Санитар Махмуд, верзила араб с разбойничьим выражением лица, лучший санитар во всем здании, стал разносить на тарелках шоколадные утюжки торта с геологическими прожилками сливочного крема. Старики оживились и завертели головами. Возникла Танечка.
— Внимание, дорогие! — Профессиональная улыбка в сочетании с зорким сверлящим взглядом: не дерется ли кто, не впал ли кто в кому, не наделал ли кто в штаны, омрачив тем самым всеобщее благоухание… — Сегодня у нас праздник, дорогие! Сегодня нашей Вере исполнилось девяносто девять лет! Пожелаем же ей…
И так далее, о господи…
Повторила этот спич на русском и английском. Старики загалдели — кто одобрительно, кто так, на всякий случай.
— Что она несет? — подозрительно сощурилась бабуся. — Болтают, болтают, а роженицу выбрить некому.
— Тебя поздравляют. — Я наклонился и чмокнул ее в сухую бумажную щеку. — Тебе сегодня исполнилось девяносто девять лет.
— Бред собачий, — отозвалась она. — Мне сорок восемь, и я еще в соку. Что?!
— Ничего. Ты в соку. Открывайте рот, Вера Леопольдовна… и не жуй ты, ради бога, часами один кусок. Глотай!
— Знаете что, Гарик… — О, сегодня она была в ударе… Стоит лишь удивляться, что я, ее внук, в быту крайне редко прибегаю к тому ряду слов, который иногда очень хочется из себя выплеснуть.
География в этом зале была представлена богато: Марокко, Йемен, Ирак, все созвездие постсоветских стран, Америка и даже Новая Зеландия. В последнее время, с приездом в страну большого числа французских евреев, появились здесь и две старушенции с хорошим маникюром, кокетливыми стрижками, каркающими голосами.
За нашим столом, кроме незабвенной бабуси, сидели: Ширале, кроткое создание восьмидесяти шести лет, бывшая узница Биркенау, с изрядным Паркинсоном и в полной прострации; Клава, девяностодвухлетняя чья-то русская теща, в ясном уме и с юдофобией такой неистовой силы, которая держала ее на плаву, бодрила и не давала спасовать перед возрастом; четвертой была заслуженная учительница Белорусской ССР Маргарита Витальевна (она подчеркивала отчество и не позволяла никому, даже Махмуду, не выговаривающему более двух русских слогов, называть себя, как порывался он, — «Марой»).

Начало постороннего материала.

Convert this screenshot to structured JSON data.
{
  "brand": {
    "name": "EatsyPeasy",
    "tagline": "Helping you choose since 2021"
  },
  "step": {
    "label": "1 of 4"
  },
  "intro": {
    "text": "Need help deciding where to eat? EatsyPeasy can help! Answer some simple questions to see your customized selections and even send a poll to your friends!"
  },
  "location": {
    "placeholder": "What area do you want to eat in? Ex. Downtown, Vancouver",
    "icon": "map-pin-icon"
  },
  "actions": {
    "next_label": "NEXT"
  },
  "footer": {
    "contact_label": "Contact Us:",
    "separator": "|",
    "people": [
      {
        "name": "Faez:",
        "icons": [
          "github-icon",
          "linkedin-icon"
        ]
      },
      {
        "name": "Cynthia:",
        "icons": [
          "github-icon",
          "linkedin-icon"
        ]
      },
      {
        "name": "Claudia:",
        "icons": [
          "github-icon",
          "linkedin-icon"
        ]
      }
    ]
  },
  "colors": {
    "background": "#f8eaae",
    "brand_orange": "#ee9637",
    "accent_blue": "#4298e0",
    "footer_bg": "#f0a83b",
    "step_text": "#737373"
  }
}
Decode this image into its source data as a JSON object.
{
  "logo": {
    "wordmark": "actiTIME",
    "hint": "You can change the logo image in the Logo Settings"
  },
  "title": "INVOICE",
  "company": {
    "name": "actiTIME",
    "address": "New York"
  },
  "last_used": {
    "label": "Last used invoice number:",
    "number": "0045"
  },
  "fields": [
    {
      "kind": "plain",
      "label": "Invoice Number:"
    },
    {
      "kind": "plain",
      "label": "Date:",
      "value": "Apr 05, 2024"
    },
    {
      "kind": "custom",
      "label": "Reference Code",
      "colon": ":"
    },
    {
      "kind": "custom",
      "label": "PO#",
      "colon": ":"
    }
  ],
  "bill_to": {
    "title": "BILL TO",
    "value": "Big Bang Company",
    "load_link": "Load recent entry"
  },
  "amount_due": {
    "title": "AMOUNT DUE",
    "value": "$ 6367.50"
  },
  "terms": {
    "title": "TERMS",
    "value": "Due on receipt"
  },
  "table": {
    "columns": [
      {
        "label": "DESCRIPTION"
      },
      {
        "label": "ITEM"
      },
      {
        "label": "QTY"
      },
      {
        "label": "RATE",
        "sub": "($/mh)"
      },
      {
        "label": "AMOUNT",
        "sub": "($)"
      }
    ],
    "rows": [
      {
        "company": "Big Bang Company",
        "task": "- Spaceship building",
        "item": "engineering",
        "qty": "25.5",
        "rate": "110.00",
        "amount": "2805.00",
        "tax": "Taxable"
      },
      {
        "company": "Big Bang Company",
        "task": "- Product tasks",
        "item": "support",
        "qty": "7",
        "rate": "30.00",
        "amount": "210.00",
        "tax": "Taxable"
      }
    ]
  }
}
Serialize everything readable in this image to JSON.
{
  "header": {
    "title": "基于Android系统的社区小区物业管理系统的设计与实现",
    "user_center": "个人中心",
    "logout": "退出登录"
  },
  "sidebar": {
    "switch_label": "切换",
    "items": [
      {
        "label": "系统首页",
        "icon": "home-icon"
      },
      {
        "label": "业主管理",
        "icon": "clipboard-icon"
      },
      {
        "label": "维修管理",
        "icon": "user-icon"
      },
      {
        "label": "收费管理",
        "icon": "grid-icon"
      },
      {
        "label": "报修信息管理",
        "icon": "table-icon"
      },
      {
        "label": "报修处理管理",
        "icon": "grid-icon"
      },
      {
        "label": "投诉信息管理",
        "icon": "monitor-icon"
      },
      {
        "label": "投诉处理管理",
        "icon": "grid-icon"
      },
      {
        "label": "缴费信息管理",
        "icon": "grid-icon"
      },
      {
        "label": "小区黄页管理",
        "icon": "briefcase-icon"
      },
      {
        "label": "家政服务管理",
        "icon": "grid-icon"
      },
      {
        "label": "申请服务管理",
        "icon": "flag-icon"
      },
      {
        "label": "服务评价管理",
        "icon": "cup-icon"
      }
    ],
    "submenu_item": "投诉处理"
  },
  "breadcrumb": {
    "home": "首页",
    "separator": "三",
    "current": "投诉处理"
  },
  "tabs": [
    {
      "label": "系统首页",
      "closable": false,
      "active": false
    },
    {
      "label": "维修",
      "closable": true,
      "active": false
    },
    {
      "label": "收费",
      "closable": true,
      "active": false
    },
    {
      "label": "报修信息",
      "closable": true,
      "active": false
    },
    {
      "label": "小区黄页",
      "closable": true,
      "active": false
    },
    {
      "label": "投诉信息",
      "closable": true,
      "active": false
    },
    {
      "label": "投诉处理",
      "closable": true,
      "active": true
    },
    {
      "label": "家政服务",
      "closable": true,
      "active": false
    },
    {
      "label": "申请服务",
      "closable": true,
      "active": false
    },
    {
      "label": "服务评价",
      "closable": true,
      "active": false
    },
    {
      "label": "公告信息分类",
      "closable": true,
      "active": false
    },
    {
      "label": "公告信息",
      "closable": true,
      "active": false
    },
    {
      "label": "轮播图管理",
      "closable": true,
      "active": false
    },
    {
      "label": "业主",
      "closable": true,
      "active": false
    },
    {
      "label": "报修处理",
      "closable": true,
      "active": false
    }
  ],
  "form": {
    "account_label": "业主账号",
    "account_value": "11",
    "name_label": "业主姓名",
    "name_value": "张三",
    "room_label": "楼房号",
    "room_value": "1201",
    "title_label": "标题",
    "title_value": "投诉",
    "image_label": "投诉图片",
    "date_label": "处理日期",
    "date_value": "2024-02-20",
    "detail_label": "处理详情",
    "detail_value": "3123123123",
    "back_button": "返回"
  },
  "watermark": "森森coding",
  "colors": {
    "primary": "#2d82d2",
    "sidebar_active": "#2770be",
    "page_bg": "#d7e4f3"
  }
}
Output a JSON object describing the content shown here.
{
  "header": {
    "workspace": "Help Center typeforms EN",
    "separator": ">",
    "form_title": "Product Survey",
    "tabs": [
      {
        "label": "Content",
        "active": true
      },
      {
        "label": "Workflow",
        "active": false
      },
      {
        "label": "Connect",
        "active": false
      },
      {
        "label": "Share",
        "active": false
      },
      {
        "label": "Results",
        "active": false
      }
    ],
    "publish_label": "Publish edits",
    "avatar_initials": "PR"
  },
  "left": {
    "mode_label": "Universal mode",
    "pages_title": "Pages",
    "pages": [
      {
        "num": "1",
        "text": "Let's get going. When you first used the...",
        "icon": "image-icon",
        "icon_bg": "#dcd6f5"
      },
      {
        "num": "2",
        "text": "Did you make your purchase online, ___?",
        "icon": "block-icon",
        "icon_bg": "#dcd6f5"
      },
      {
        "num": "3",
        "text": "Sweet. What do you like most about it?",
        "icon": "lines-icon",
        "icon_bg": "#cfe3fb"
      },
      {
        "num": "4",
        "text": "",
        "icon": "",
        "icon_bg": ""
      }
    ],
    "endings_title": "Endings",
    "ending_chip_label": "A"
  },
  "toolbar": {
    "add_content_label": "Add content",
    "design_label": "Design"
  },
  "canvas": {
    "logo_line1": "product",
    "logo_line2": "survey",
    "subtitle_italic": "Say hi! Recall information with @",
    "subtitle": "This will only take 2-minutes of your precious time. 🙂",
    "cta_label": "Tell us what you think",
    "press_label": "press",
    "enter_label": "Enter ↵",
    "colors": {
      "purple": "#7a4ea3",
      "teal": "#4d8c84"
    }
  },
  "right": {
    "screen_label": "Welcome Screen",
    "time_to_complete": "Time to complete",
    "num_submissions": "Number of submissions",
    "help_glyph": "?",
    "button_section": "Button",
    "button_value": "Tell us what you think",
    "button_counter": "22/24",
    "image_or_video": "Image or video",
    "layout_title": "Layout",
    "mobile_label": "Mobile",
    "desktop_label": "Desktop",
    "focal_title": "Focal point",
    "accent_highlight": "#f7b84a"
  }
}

Маргарита Витальевна была еще ого-го, ходила сама, опираясь на палочку, помнила школьную программу. Навещали эту абсолютно одинокую старуху две ее выпускницы шестидесяти восьми лет, которых она нещадно гоняла и жучила. Она враждовала с Клавой до того, что несколько раз их даже рассаживали по разным столам. Но положение нашего стола — у самого окна, над широкой панорамой городка и пустынных гор — считалось самым выигрышным, за место это сражались, так что заслуженная учительница стучала на Клаву — буквально, металлической кружкой по столу, — а та посыпала ее «жидами и масонами», ничуть не смущаясь, что и сама волею судеб вынуждена закончить дни в жидомасонском приюте.
После того как незабвенная бабуся послала Гарика по известному адресу, Клава проговорила твердо и ясно:
— Вот это наш человек.
— А иди ты в… — энергично отозвалась Вера Леопольдовна. — Я тебя погоню без выходного пособия! Не акушерка ты, а манда собачья!
— Так, бабуся… — Я вытер ей салфеткой подбородок и усы и решительно взялся за ручки кресла. — А теперь мы погуляем…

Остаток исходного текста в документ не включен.